UPDATE: Western Digital hack renders WD My Cloud Home series NAS unusable

Update on 04/07/2023: Western Digital published a KB-Article which describes how WD My Cloud Home Users could enable Local Access to their data. All other vloud-services like remote access still aren’t accessible yet.

According to BleepingComputer sources, Western Digital detected unauthorized access to their corporate network on 03/26/2023. At the time of writing (04/04/2023), Western Digital and forensics experts are investigating the scope of the breach. During Sunday, 04/02/2023, all WD My Cloud services were shut down. Since then, it is no longer possible to access WD My Cloud NAS devices via the mobile phone app, as the authentication service for this is located in Western Digital’s cloud.

This shutdown is particularly bitter for users of the inexpensive WD My Cloud Home devices: these devices just received the feature for local SMB acces some weeks ago. Hence, most users will use access via WD Discovery. Which also requires authentication to Western Digital’s cloud.

Unless the local login for the WD My Cloud Home has already been set up, which is likely not the case for most home users, WD My Cloud Home NAS are unusable at this time. Users can no longer get to their locally (!sic) stored data.

Is my device affected?

All WD My Cloud Home and WD My Cloud Home Duo devices are affected by the complete lockout, unless a local account has been set up before 04/04/2023.

NAS devices based on the My Cloud OS (e.g. WD My Cloud EX2 Ultra) still allow local access via SMB and other file sharing protocols. Access via the WD My Cloud smartphone or tablet app is also not possible with these devices, as the authentication for this is done in the cloud.

Update 04/07/2023: Enabling Local Access

Western Digital Published a Support Article that describes how Local Access on My Cloud Home could be enabled. Enabling this feature requires acces to the WD My Cloud NAS via a local Network connection. Like other My Cloud Products, the Local Access will be done via SMB.

Urgent access needed?

WD My Cloud Home devices contain one or two standard 3.5 inch SATA hard drives. On these is an ext4 file system, which can be read by common Linux operating systems.

However, the data is not neatly arranged in directories but in a REST file structure. The filenames are randomly chosen GUIDs. The same is applicable for the directories. The key to this data chaos is a SQLite database which allows the app to display logical file paths.

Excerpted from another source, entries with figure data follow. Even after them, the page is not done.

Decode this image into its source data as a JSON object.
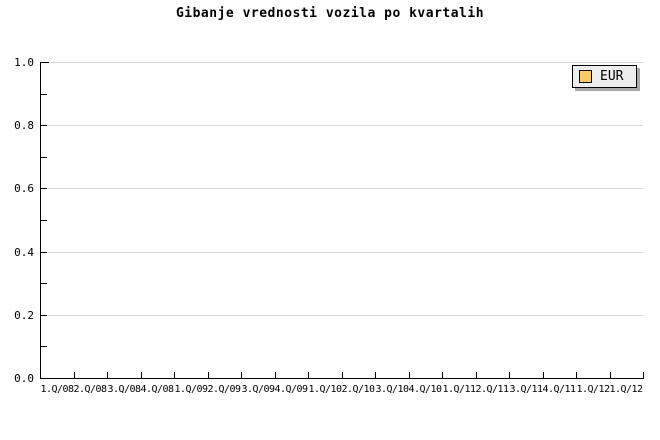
{
  "chart": {
    "title": "Gibanje vrednosti vozila po kvartalih"
  },
  "legend": {
    "position": "top-right",
    "items": [
      {
        "label": "EUR",
        "swatch_color": "#fcc966"
      }
    ]
  },
  "chart_data": {
    "type": "line",
    "title": "Gibanje vrednosti vozila po kvartalih",
    "categories": [
      "1.Q/08",
      "2.Q/08",
      "3.Q/08",
      "4.Q/08",
      "1.Q/09",
      "2.Q/09",
      "3.Q/09",
      "4.Q/09",
      "1.Q/10",
      "2.Q/10",
      "3.Q/10",
      "4.Q/10",
      "1.Q/11",
      "2.Q/11",
      "3.Q/11",
      "4.Q/11",
      "1.Q/12",
      "1.Q/12"
    ],
    "series": [
      {
        "name": "EUR",
        "color": "#fcc966",
        "values": []
      }
    ],
    "xlabel": "",
    "ylabel": "",
    "ylim": [
      0,
      1
    ],
    "ytick_step": 0.2,
    "minor_ytick_step": 0.1,
    "ytick_labels": [
      "0.0",
      "0.2",
      "0.4",
      "0.6",
      "0.8",
      "1.0"
    ],
    "grid": "horizontal-major",
    "legend_position": "top-right"
  },
  "colors": {
    "background": "#ffffff",
    "axis": "#000000",
    "gridline": "#d8d8d8",
    "text": "#000000",
    "legend_bg": "#eeeeee",
    "legend_border": "#000000",
    "legend_shadow": "#a9a9a9",
    "swatch_border": "#000000"
  }
}
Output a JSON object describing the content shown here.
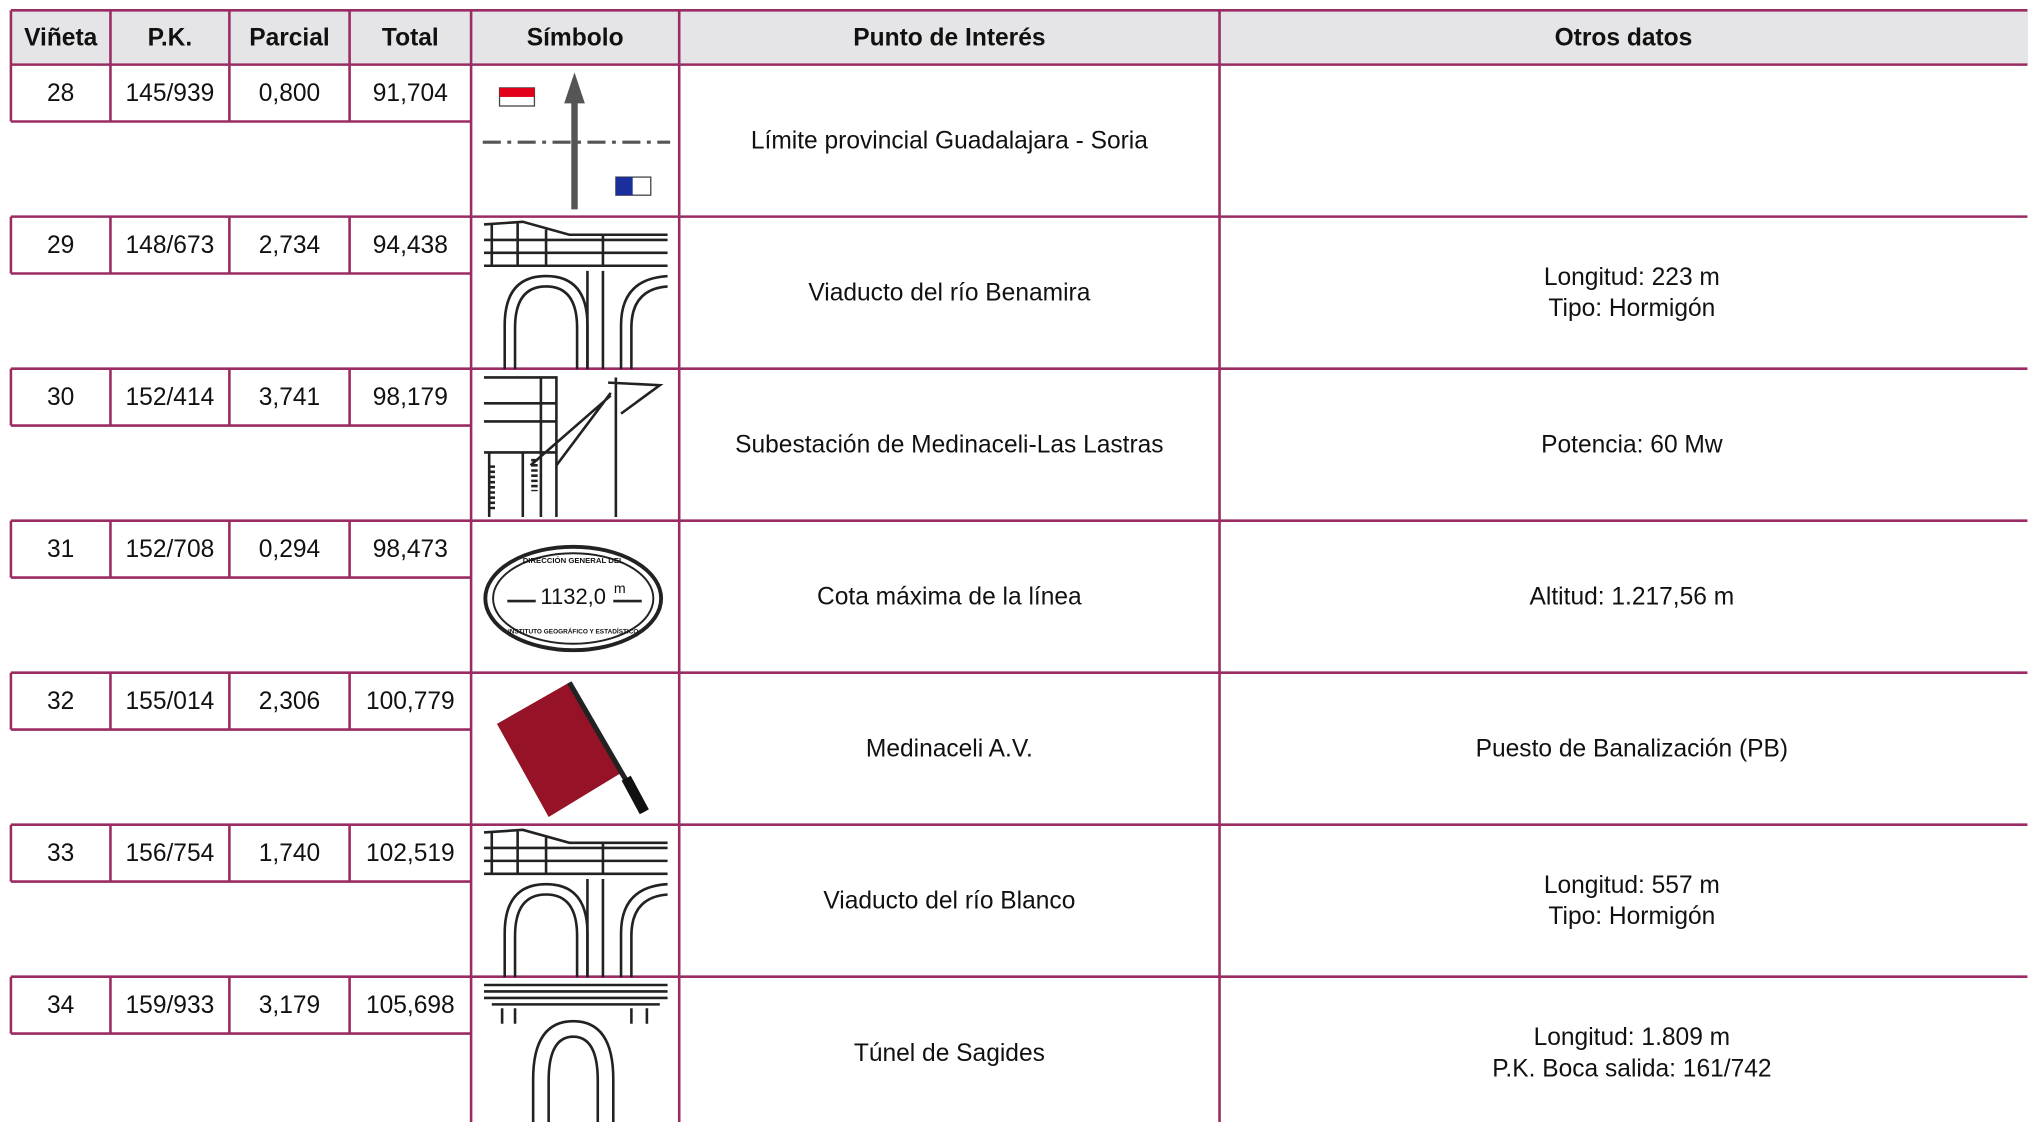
{
  "table": {
    "headers": [
      "Viñeta",
      "P.K.",
      "Parcial",
      "Total",
      "Símbolo",
      "Punto de Interés",
      "Otros datos"
    ],
    "rows": [
      {
        "vineta": "28",
        "pk": "145/939",
        "parcial": "0,800",
        "total": "91,704",
        "punto": "Límite provincial Guadalajara - Soria",
        "otros": []
      },
      {
        "vineta": "29",
        "pk": "148/673",
        "parcial": "2,734",
        "total": "94,438",
        "punto": "Viaducto del río Benamira",
        "otros": [
          "Longitud: 223 m",
          "Tipo: Hormigón"
        ]
      },
      {
        "vineta": "30",
        "pk": "152/414",
        "parcial": "3,741",
        "total": "98,179",
        "punto": "Subestación de Medinaceli-Las Lastras",
        "otros": [
          "Potencia: 60 Mw"
        ]
      },
      {
        "vineta": "31",
        "pk": "152/708",
        "parcial": "0,294",
        "total": "98,473",
        "punto": "Cota máxima de la línea",
        "otros": [
          "Altitud: 1.217,56 m"
        ],
        "symbol_texts": [
          "DIRECCIÓN GENERAL DEL",
          "1132,0",
          "m",
          "INSTITUTO GEOGRÁFICO Y ESTADÍSTICO"
        ]
      },
      {
        "vineta": "32",
        "pk": "155/014",
        "parcial": "2,306",
        "total": "100,779",
        "punto": "Medinaceli A.V.",
        "otros": [
          "Puesto de Banalización (PB)"
        ]
      },
      {
        "vineta": "33",
        "pk": "156/754",
        "parcial": "1,740",
        "total": "102,519",
        "punto": "Viaducto del río Blanco",
        "otros": [
          "Longitud: 557 m",
          "Tipo: Hormigón"
        ]
      },
      {
        "vineta": "34",
        "pk": "159/933",
        "parcial": "3,179",
        "total": "105,698",
        "punto": "Túnel de Sagides",
        "otros": [
          "Longitud: 1.809 m",
          "P.K. Boca salida: 161/742"
        ]
      }
    ]
  }
}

A Python script from Springfield Data Recovery can “bend” the data back into a readable file structure. The script can be found on GitHub.

Please note that the WD My Cloud Home case cannot be opened non-destructively. Opening the WD My Cloud Home will void the warranty.

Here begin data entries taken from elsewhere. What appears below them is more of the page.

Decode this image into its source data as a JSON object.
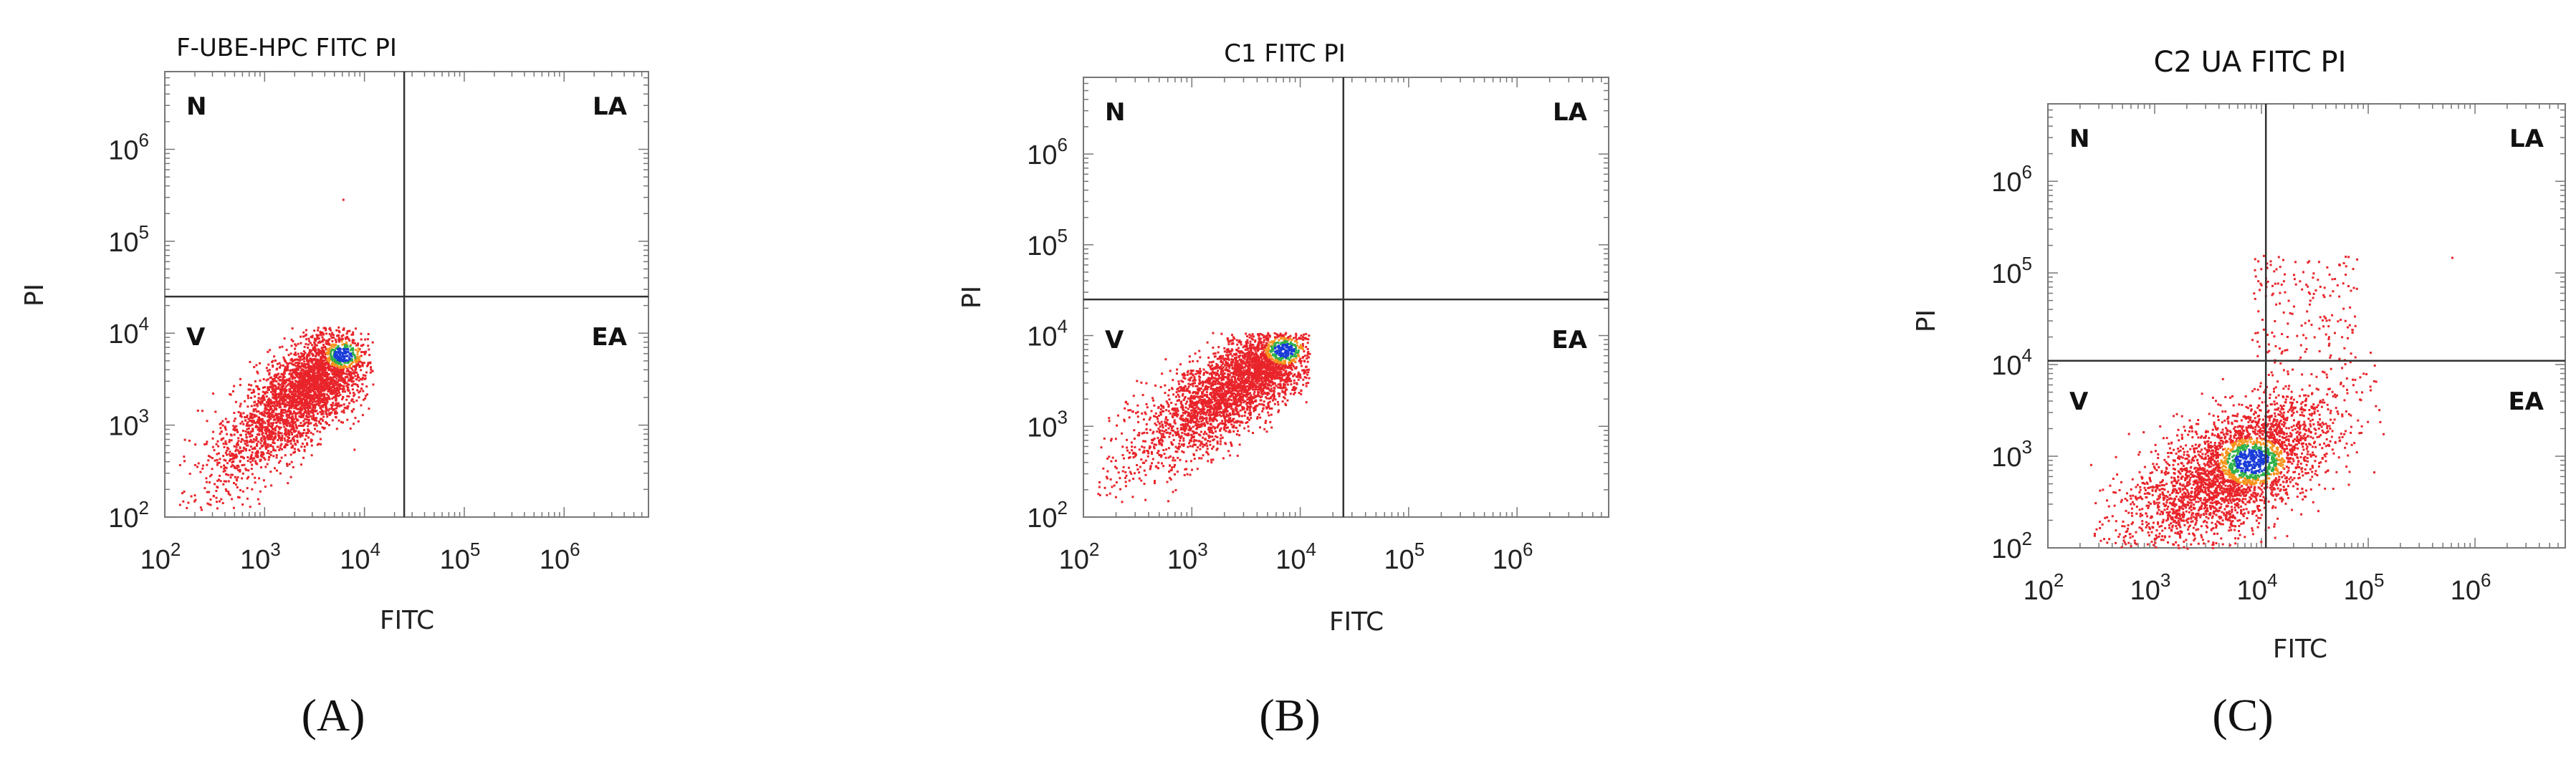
{
  "chart_data": [
    {
      "type": "scatter",
      "title": "F-UBE-HPC FITC PI",
      "xlabel": "FITC",
      "ylabel": "PI",
      "xscale": "log",
      "yscale": "log",
      "xlim": [
        100,
        7000000
      ],
      "ylim": [
        100,
        7000000
      ],
      "xticks": [
        "2",
        "3",
        "4",
        "5",
        "6"
      ],
      "yticks": [
        "2",
        "3",
        "4",
        "5",
        "6"
      ],
      "gate": {
        "x": 25000,
        "y": 25000
      },
      "quadrants": [
        "N",
        "LA",
        "V",
        "EA"
      ],
      "panel_label": "(A)",
      "density_center": {
        "x": 6000,
        "y": 6000
      },
      "population_range": {
        "x": [
          120,
          12000
        ],
        "y": [
          120,
          12000
        ]
      },
      "outliers": [
        {
          "x": 6000,
          "y": 290000
        }
      ]
    },
    {
      "type": "scatter",
      "title": "C1 FITC PI",
      "xlabel": "FITC",
      "ylabel": "PI",
      "xscale": "log",
      "yscale": "log",
      "xlim": [
        100,
        7000000
      ],
      "ylim": [
        100,
        7000000
      ],
      "xticks": [
        "2",
        "3",
        "4",
        "5",
        "6"
      ],
      "yticks": [
        "2",
        "3",
        "4",
        "5",
        "6"
      ],
      "gate": {
        "x": 25000,
        "y": 25000
      },
      "quadrants": [
        "N",
        "LA",
        "V",
        "EA"
      ],
      "panel_label": "(B)",
      "density_center": {
        "x": 7000,
        "y": 7000
      },
      "population_range": {
        "x": [
          130,
          12000
        ],
        "y": [
          150,
          11000
        ]
      },
      "outliers": []
    },
    {
      "type": "scatter",
      "title": "C2 UA FITC PI",
      "xlabel": "FITC",
      "ylabel": "PI",
      "xscale": "log",
      "yscale": "log",
      "xlim": [
        100,
        7000000
      ],
      "ylim": [
        100,
        7000000
      ],
      "xticks": [
        "2",
        "3",
        "4",
        "5",
        "6"
      ],
      "yticks": [
        "2",
        "3",
        "4",
        "5",
        "6"
      ],
      "gate": {
        "x": 11000,
        "y": 11000
      },
      "quadrants": [
        "N",
        "LA",
        "V",
        "EA"
      ],
      "panel_label": "(C)",
      "density_center": {
        "x": 8000,
        "y": 900
      },
      "population_range": {
        "x": [
          120,
          700000
        ],
        "y": [
          100,
          160000
        ]
      },
      "outliers": [
        {
          "x": 600000,
          "y": 150000
        }
      ]
    }
  ],
  "colors": {
    "low_density": "#e8242a",
    "mid_density": "#f7941d",
    "high_density": "#2fb14a",
    "core_density": "#1a3cd8",
    "gate_lines": "#333333",
    "frame": "#777777"
  }
}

Speculations about the extent

The “deafening silence” on the side of Western Digital is remarkable. Apart from a very general statement on Business Wire and status information on the mycloud.com website, there is no information from the manufacturer about the extent of the breach. The fact that WD took the servers offline without informing the customers via email speaks more for a loss of control than for a pure security measure. It is quite possible that the attackers managed to get control of valuable authentication information or paralyzed crucial systems.

In the end, such statements are pure speculation. Affected users can only wait and hope for further information from Western Digital.